Vamos a hablar de lo que llamamos “aberración histórica y renovación postmoderna del melodrama”.
El melodrama, si bien se sabe que Hipólito, de Eurípides, ya tiene soluciones del género, toma cuerpo y recorre el mismo proceso del romanticísmo que tuvo su inicio en Alemania con el tormentoso y afín título de Max Klinger, Tempestad e Impulso (Sturm und Drang) (1776), rótulo que da nombre y sentido a todo un movimiento de renovación espiritual,revive realmente en Francia con la versión del mito de Pigmalión, de Juan Jacobo Rousseau, y termina de cuajar como género alrededor de 1800 de la mano de Gilbert Pixèrècourt (1773-1844).
Representante del romanticismo dentro del teatro, tampoco hay que esforzarse mucho para identificar en el melodrama las influencias de los modos de la literatura gótica. Mucho le debe parte de su estética y propósito de elemental conmoción a creadores como Horacio Walpole y a su esposa Mary Gudwin Shelly, autores respectivamente de El Castillo de Otranto y Frankenstein, como pudieron apreciar los espectadores de las telenovelas brasileñas en El hombre Lobo de Roque Santeiro, en el misterio de la habitación siempre cerrada de La sucesora, o en el lunático de Te odio mi amor.
Pero de mayor significación que este antecedente es el proceso histórico-ideológico que tiene lugar en la base filosófica que sostiene al romanticismo, y por ende al melodrama.
Como es de inferir, aunque breve, el romanticismo tuvo una primera etapa muy combativa; significó el enfrentamiento con el ya acartonado o muy rígido clasicismo. Fue la expresión artística de lo que en el nivel político sucedía en el combate de la burguesía revolucionaria contra la aristocracia.

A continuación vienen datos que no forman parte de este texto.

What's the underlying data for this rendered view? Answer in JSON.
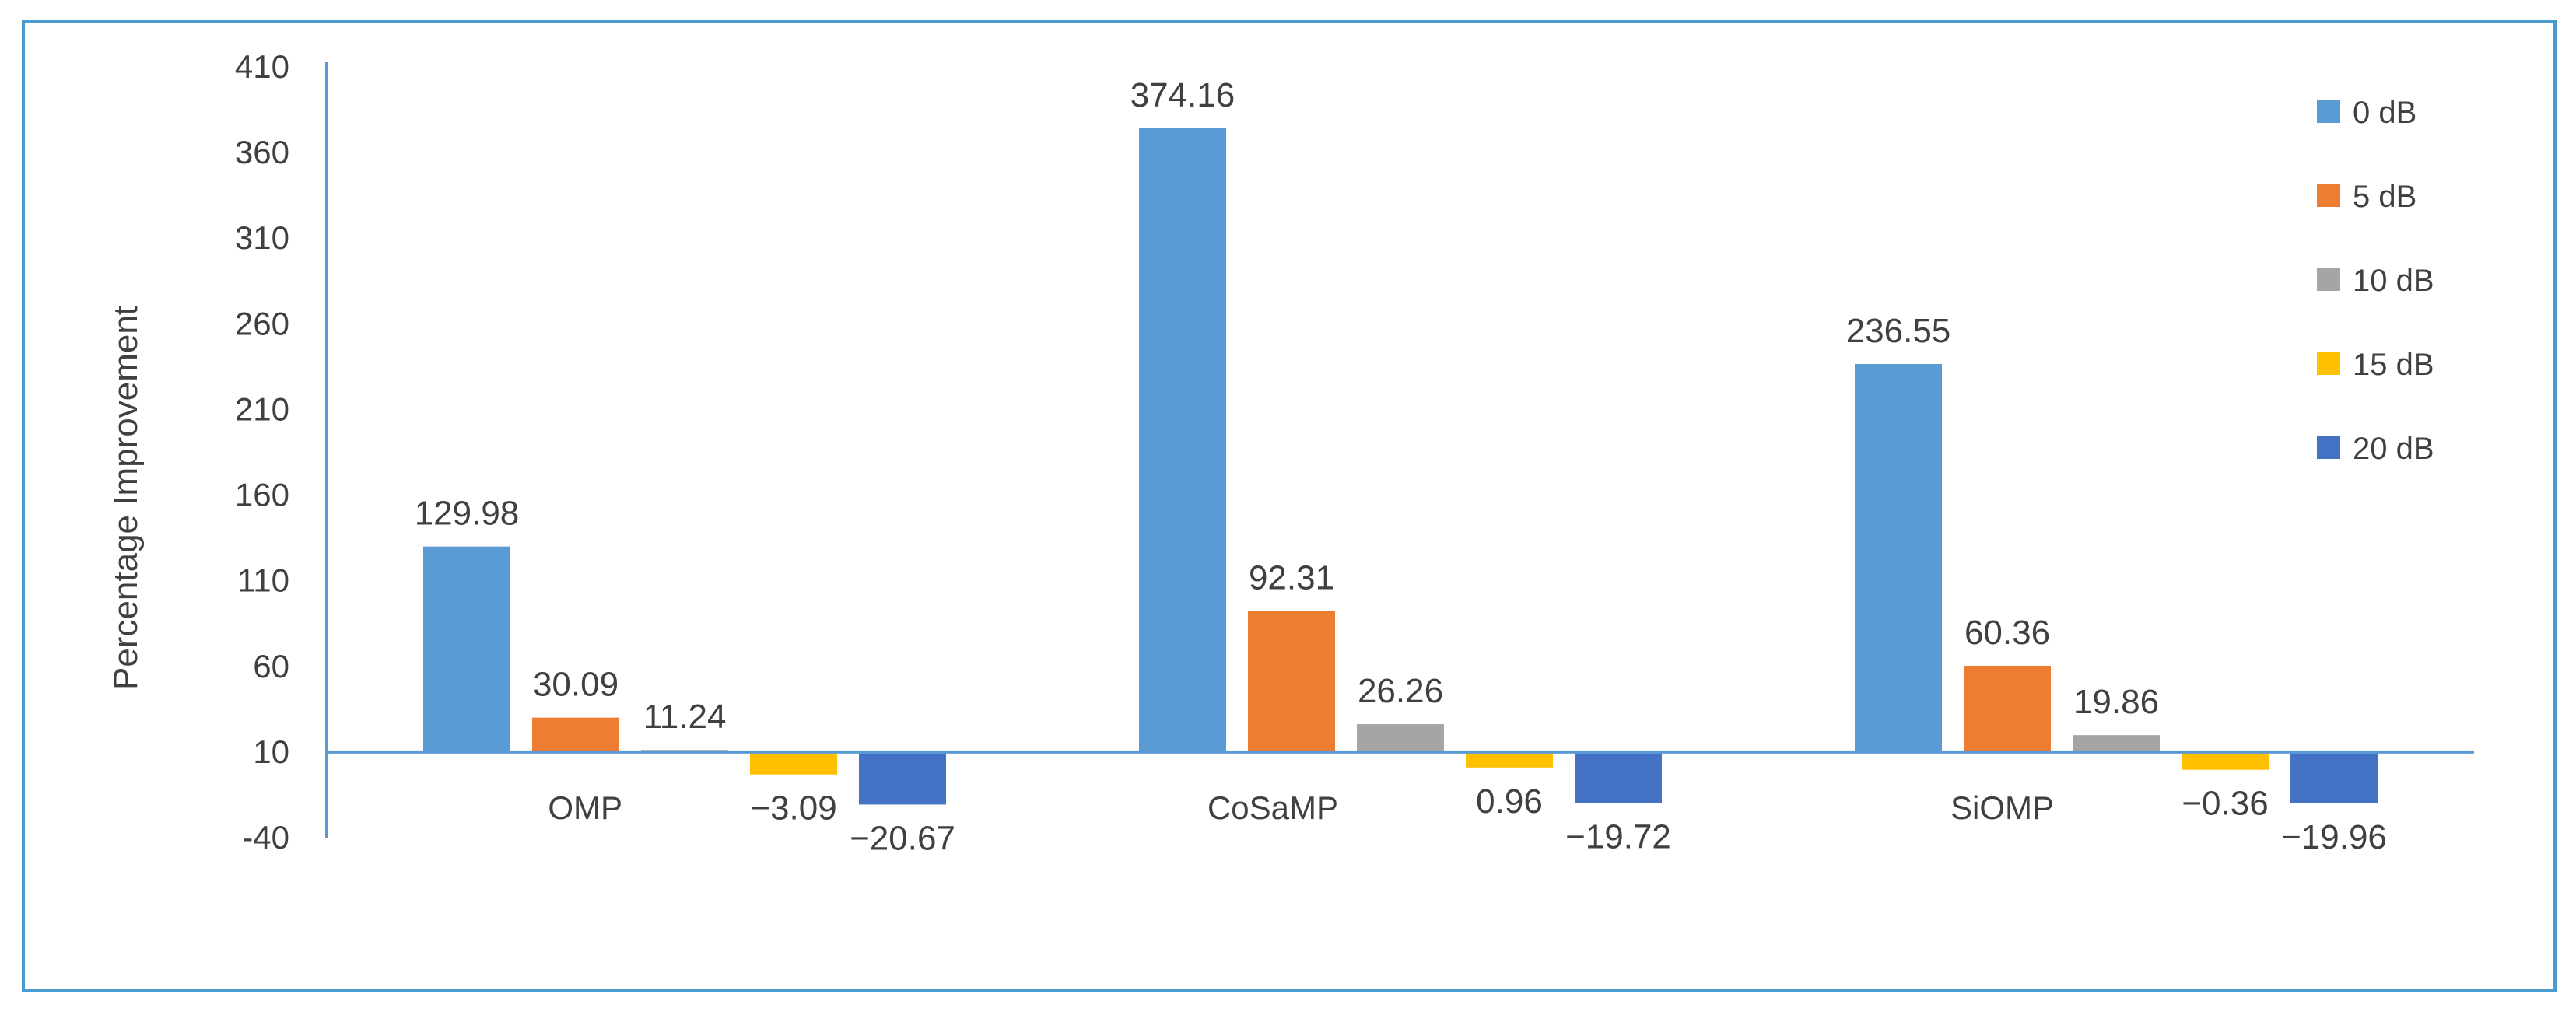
{
  "chart_data": {
    "type": "bar",
    "title": "",
    "xlabel": "",
    "ylabel": "Percentage Improvement",
    "ylim": [
      -40,
      410
    ],
    "yticks": [
      410,
      360,
      310,
      260,
      210,
      160,
      110,
      60,
      10,
      -40
    ],
    "ytick_labels": [
      "410",
      "360",
      "310",
      "260",
      "210",
      "160",
      "110",
      "60",
      "10",
      "-40"
    ],
    "baseline": 10,
    "grid": false,
    "legend_position": "right",
    "categories": [
      "OMP",
      "CoSaMP",
      "SiOMP"
    ],
    "series": [
      {
        "name": "0 dB",
        "color": "#5b9bd5",
        "values": [
          129.98,
          374.16,
          236.55
        ],
        "labels": [
          "129.98",
          "374.16",
          "236.55"
        ]
      },
      {
        "name": "5 dB",
        "color": "#ed7d31",
        "values": [
          30.09,
          92.31,
          60.36
        ],
        "labels": [
          "30.09",
          "92.31",
          "60.36"
        ]
      },
      {
        "name": "10 dB",
        "color": "#a5a5a5",
        "values": [
          11.24,
          26.26,
          19.86
        ],
        "labels": [
          "11.24",
          "26.26",
          "19.86"
        ]
      },
      {
        "name": "15 dB",
        "color": "#ffc000",
        "values": [
          -3.09,
          0.96,
          -0.36
        ],
        "labels": [
          "−3.09",
          "0.96",
          "−0.36"
        ]
      },
      {
        "name": "20 dB",
        "color": "#4472c4",
        "values": [
          -20.67,
          -19.72,
          -19.96
        ],
        "labels": [
          "−20.67",
          "−19.72",
          "−19.96"
        ]
      }
    ]
  },
  "colors": {
    "axis": "#5b9bd5",
    "frame": "#4a9bd0",
    "text": "#404040"
  }
}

Desencantada luego la burguesía intelectual con los ideales de la Revolución francesa, se refugió en sí misma, elevó aún más lo individual hasta alcanzar niveles supremos y no hubo aspecto de la vida que dejara de adquirir categoría de leyenda o de fábula; puso sus ojos en el pasado heroico nacional, es decir, volvió al medioevo; asumió con esto una actitud de negación hacia el racionalismo, y se nutrió, y desde entonces se nutre, de la imaginación, de los sentimientos, del culto a lo misterioso, como ya vimos, y de las posibilidades del milagro.

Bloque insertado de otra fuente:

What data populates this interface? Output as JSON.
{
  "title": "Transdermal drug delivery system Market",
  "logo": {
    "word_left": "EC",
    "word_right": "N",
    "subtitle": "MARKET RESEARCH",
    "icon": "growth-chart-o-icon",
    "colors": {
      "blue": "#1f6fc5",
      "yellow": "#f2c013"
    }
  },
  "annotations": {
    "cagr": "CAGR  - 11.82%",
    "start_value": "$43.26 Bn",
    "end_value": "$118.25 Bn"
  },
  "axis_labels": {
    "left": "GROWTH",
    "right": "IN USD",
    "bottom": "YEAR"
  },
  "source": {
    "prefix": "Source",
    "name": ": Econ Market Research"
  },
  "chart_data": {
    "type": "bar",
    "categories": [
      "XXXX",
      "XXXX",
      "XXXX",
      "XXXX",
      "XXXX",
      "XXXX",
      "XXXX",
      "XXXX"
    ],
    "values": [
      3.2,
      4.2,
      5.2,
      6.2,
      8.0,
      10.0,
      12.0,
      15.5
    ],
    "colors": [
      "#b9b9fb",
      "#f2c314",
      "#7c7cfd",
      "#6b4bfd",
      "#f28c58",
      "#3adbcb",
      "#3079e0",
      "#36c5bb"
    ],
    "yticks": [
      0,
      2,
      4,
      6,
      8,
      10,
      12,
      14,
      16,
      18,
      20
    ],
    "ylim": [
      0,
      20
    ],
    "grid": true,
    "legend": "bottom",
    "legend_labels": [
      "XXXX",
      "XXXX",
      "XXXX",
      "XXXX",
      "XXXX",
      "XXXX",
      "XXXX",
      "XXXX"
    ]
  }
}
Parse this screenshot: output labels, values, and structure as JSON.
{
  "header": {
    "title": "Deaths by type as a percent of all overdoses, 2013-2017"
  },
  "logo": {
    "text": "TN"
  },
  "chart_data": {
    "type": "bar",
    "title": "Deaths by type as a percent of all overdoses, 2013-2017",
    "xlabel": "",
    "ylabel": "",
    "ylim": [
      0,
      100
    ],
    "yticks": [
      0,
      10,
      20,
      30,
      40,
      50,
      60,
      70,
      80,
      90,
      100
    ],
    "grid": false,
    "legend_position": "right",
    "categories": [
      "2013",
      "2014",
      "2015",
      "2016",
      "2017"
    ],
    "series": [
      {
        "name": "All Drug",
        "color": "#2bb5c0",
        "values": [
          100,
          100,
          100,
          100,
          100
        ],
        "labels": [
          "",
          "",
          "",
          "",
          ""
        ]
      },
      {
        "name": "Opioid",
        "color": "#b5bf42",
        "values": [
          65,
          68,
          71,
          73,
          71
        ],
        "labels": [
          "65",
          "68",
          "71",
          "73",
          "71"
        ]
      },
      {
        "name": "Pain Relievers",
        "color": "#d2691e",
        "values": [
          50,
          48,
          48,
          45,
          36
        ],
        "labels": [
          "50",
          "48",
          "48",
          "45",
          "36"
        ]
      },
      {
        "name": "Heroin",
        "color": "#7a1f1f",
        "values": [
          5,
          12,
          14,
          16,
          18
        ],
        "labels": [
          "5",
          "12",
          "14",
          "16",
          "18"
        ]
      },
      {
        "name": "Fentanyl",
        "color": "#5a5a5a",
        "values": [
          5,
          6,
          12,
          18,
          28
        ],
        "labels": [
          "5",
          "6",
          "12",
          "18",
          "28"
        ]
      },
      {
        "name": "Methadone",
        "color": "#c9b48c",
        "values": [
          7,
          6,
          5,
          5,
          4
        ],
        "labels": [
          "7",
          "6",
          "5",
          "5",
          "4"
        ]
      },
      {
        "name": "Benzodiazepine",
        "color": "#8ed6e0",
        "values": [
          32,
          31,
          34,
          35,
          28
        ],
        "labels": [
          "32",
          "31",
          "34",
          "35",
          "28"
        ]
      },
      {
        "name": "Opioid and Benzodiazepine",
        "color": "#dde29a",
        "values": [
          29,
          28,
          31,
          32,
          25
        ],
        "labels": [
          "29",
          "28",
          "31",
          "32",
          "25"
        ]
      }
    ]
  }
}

En síntesis, ya sabemos qué estilo produce actitudes humanas como el individualismo y la subjetividad, la falta de lógica, el sentido del misterio, el escapismo, el reformismo, el sueño, la fe, el culto a la naturaleza, el regreso al pasado, el pintoresquismo y la exageración; pero nos parece que huelga mayor argumentación para hacer ver que el melodrama, como cualquiera de los otros cinco géneros dramáticos restantes, expresa exactamente eso, actitudes de las personas, aun cuando las de aquel puedan no contar con nuestra simpatía. He ahí su legitimidad; pero también el acomodadizo y condescendiente material que facilita la tendencia oportunista a la apelación a los sentimientos primarios de los semejantes con fines de aceptación a cualquier precio, y su estímulo a la frivolidad y a la simpleza. Con esto queda justificado el rechazo de los más rigurosos, de los que ven en el arte una posibilidad de crecimiento espiritual, de los que saben al ser humano perfectible y lo colocan por sobre cualquier otro interés.

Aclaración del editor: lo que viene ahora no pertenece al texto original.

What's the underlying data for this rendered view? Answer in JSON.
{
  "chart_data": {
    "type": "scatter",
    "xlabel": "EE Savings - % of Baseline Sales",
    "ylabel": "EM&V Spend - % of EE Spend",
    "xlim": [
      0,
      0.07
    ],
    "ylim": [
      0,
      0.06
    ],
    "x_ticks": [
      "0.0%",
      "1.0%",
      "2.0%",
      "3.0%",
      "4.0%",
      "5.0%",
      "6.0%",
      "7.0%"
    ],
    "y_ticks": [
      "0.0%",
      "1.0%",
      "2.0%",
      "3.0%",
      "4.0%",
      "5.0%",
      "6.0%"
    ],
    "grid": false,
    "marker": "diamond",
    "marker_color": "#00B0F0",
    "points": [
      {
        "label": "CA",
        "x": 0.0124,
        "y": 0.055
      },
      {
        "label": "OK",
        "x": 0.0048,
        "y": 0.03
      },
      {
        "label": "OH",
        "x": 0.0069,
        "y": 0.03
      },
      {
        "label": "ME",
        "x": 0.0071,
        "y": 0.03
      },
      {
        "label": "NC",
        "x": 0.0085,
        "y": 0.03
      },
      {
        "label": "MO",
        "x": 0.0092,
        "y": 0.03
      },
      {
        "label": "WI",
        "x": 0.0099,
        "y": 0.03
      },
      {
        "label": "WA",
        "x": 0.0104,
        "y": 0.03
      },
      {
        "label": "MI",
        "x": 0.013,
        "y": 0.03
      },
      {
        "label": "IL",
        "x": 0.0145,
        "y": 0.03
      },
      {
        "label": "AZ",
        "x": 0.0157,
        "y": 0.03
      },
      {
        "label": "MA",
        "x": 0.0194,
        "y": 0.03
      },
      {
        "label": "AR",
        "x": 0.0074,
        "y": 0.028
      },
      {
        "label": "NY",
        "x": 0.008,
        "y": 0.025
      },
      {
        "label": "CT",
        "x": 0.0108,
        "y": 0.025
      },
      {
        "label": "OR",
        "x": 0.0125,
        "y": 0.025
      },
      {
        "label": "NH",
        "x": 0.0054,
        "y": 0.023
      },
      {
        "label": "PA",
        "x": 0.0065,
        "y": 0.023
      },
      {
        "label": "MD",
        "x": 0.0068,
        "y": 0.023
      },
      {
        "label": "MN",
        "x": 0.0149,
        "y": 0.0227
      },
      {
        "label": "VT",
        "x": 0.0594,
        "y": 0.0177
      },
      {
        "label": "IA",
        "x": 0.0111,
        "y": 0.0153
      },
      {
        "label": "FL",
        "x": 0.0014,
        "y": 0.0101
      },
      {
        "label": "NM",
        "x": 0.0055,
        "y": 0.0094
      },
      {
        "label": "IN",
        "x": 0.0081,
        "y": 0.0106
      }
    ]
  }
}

Pero la luz para empezar a dilucidar desde el punto de vista técnico la anomalía que ha sufrido el melodrama históricamente nos la proporciona una frase del libro Técnica del montaje, de Carlos Piñeiro:
“El tono patético y exagerado del melodrama se hace insoportable cuando es tratado con la contención de la pieza”
Una precisión especializada de este juicio explicitaría: cuando es tratado como un género realista. Eso es exactamente lo que ha sucedido, el melodrama asumido como si fuera una tragedia o una pieza, aspirando a un rigor y a una profundidad temática para las que los cánones del primero, sus soluciones, no están preparadas, toda vez que son el resultado de lo fortuito, es decir, a través del deus ex machina, de un elemento externo, mágico, milagroso o casual, y no como consecuencia de las acciones dramáticas con las que se estructura.
Ese afán de verismo que indebidamente ha acompañado al melodrama desde mediado del siglo XIX ya venía intentándose, pero podemos imaginarnos que se escuchan las palabras regocijadas de quien lo consolidó, Alejandro Dumas hijo:
“¡Tout va tres bien!”…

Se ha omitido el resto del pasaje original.